Rudd disclosed that the intelligence services had been aware of Abedi, who had only in the past few weeks returned to the UK after visiting Libya.
Rudd told Sky News: "We do know that he was known up to a point to the intelligence services."
Ramadan Abedi earlier denied his son was to blame.
He told Bloomberg: "I was really shocked when I saw the news, I still don't believe it.
"He was always against those attacks, saying there's no religious justification for them. I don't understand how he'd have become involved in an attack that led to the killing of children."
But a friend of the family said Abedi's parents had become so concerned about his behaviour they had ordered him to leave the UK and live with them in Libya.
Adel Elghrani said: "The father was so concerned he confiscated his passport. But then Salman went to his mother and said he wanted to go on a pilgrimage to Saudi Arabia and she gave him his passport back and he came to England instead."
Abedi then flew back to Britain, carrying out his deadly attack a few weeks later.
Counter-terrorism officers now believe that Abedi rented a flat through Airb'n'b in the days before the attack and stayed there until around 7pm on the night of the Ariana Grande concert at the Manchester Arena.
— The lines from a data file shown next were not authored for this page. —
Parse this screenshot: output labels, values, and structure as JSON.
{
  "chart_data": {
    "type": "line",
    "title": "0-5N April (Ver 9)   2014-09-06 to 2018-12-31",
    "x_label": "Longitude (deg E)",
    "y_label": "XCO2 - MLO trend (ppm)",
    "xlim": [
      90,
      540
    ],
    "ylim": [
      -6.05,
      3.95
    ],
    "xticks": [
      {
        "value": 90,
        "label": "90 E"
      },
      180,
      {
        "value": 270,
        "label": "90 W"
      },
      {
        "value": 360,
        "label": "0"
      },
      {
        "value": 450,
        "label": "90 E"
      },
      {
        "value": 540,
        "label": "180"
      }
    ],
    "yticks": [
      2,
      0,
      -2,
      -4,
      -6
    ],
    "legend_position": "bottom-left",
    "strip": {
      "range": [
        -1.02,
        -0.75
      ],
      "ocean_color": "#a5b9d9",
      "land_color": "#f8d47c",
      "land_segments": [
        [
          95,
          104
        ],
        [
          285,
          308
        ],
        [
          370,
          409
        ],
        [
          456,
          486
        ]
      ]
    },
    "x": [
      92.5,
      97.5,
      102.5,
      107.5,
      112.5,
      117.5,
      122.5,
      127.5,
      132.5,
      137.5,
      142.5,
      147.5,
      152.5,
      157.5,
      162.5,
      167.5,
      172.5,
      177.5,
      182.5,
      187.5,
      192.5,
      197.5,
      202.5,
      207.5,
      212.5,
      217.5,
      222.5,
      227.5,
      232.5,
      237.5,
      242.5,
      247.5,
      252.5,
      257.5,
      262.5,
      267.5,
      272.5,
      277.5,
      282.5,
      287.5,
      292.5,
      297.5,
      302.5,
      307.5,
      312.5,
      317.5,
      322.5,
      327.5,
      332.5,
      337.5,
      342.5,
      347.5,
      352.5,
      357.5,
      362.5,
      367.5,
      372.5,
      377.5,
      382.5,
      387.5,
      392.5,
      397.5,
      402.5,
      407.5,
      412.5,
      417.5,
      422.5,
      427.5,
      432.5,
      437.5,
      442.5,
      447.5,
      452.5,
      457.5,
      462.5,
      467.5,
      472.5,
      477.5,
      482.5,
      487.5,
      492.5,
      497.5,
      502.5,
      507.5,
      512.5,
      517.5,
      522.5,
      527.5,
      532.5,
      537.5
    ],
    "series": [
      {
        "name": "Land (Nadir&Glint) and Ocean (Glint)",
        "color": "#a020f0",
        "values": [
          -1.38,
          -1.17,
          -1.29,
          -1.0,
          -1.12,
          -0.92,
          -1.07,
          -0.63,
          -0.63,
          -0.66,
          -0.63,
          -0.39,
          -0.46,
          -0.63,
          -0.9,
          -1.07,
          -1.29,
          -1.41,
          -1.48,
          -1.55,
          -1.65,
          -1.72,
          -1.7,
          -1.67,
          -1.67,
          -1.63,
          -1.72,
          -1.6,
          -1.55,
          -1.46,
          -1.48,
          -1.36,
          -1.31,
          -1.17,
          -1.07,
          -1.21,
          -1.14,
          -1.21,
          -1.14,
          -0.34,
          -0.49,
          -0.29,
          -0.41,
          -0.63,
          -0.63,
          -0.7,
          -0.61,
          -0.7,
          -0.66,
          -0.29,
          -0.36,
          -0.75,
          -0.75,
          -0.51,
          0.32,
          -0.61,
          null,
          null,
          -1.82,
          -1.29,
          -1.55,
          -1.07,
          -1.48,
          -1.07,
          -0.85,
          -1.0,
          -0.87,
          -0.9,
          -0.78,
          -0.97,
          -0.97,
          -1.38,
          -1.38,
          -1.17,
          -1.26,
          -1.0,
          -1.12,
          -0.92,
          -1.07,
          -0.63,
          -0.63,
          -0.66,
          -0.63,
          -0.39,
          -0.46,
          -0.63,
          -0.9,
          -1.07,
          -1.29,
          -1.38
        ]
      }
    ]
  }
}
He carried the bomb in a rucksack and detonated it at just after 10.30pm as the US pop star was completing her last song.
Sources last night told the Daily Telegraph that there were two bomb factories, with the chemicals mixed in the rented Airb'n'b flat in Granby Row before the bomb was assembled elsewhere.
It was not clear if the second flat had been discovered.
The photographs of the bomb fragments were leaked to the New York Times hours after Rudd had said leaks of intelligence shared with the US authorities had to stop.
It prompted fury in Whitehall, and Rudd and Attorney-General Jeremy Wright are understood to be among officials who phoned their counterparts in the US to demand answers.
The Daily Telegraph understands that there is such serious concern about the leak that Theresa May will raise it with President Donald Trump when she sees him at a Nato meeting in Brussels today.
A senior Whitehall source described the leak as "unacceptable" and said the US authorities had been left "in no doubt about our huge strength of feeling on this issue".
Government sources accused the US of risking "compromising" the investigation by repeated leaks.